Visiting our local councils is a great experience! The commitment and enthusiasm of our commissioners is energizing—and their questions are often thought-provoking.
By now, you probably know that the 2015 unit service Journey to Excellence goals for districts and councils include significant changes. One is the elimination of the traditional 3-to-1 ratio (an average of three units served by each commissioner). That raised an interesting question during a recent visit: “What are you really telling us? Are commissioners less important?” An interesting perspective—and far from the intent of the change.
Consider this: The ratio objective was replaced with a unit retention objective. For years we’ve said that commissioners “own” retention. In 2015, we’re going to measure the impact of the work we do. That’s a good thing. Unit retention is critical to Scouting’s success, and that means commissioners are important.
Or this: Our simple and unified approach to unit service calls for us to “provide an adequate number of trained commissioners who provide a link to district committees in support of a quality unit program.” “Adequate” isn’t defined; that was intentional. The needs of each unit service team in our local councils will determine the “adequate” number of trained commissioners to help our units better serve more kids through Scouting.

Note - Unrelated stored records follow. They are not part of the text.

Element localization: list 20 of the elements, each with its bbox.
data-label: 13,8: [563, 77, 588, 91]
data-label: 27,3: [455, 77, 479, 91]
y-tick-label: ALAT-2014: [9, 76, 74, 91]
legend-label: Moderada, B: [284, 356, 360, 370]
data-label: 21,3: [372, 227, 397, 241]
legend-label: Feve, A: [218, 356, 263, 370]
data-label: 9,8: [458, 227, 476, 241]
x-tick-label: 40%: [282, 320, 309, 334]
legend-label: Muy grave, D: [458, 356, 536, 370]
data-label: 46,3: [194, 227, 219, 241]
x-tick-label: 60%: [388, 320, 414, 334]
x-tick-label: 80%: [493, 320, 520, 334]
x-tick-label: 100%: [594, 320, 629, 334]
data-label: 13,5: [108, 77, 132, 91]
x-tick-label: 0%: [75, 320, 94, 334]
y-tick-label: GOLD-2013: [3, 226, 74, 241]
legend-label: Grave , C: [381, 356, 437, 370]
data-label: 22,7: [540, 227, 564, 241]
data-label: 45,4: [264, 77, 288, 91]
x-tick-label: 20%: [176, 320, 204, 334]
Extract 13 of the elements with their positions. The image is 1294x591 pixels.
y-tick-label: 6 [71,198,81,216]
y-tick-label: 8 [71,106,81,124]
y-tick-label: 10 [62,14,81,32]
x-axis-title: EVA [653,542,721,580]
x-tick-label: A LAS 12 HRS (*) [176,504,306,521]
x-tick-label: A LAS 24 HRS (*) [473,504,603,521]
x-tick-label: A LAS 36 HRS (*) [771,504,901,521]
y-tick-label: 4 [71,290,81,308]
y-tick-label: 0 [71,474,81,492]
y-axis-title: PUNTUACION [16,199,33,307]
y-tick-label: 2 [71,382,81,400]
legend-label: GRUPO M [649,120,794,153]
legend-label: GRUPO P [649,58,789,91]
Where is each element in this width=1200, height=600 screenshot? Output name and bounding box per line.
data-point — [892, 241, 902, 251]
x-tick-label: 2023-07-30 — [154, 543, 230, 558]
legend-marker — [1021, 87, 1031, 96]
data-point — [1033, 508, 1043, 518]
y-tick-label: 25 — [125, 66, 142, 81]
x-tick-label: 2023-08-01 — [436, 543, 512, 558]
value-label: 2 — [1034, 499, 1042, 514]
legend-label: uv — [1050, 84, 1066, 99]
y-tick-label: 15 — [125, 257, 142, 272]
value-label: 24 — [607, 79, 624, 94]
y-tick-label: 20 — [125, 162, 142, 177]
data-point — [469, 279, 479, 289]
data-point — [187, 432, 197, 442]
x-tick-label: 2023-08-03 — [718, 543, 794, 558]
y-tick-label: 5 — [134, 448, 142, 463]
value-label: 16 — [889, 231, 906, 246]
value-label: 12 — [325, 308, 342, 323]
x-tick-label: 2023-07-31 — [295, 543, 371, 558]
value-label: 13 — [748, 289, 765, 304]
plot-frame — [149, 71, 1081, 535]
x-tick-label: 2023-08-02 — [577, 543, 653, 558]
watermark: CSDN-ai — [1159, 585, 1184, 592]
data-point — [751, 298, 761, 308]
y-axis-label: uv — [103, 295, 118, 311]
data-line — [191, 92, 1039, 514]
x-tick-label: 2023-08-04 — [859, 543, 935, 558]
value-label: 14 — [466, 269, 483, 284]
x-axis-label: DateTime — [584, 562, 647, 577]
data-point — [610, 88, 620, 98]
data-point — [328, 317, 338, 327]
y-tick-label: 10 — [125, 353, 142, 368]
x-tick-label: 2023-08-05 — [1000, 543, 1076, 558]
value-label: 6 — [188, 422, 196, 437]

In our last issue, we talked about the five “P’s” of recruiting commissioners: Preparation, Passion, Potential, Priorities, and Poaching. An “adequate” number of trained commissioners has a lot to do with Priorities. Even the most dedicated commissioner’s obligations at home or at work may make it impossible to take on three units. Our single greatest challenge in unit service is sustaining new units and, as a result, the Unit Performance Guide methodology calls for us to assign a dedicated unit commissioner to each new unit for its first 36 months. Priorities may require more commissioners to serve units effectively.
Unit service is all about impact. By changing our performance metric to unit retention, rather than the ratio of units to commissioners, we’re focusing on the impact commissioners should have on the units they serve. In Scouting’s second century, unit service is more important than ever, and that’s exactly what this change tells us.
The need to recruit commissioners hasn’t changed. It’s continuous. Use the five “P’s” to ensure we have an “adequate” number of them.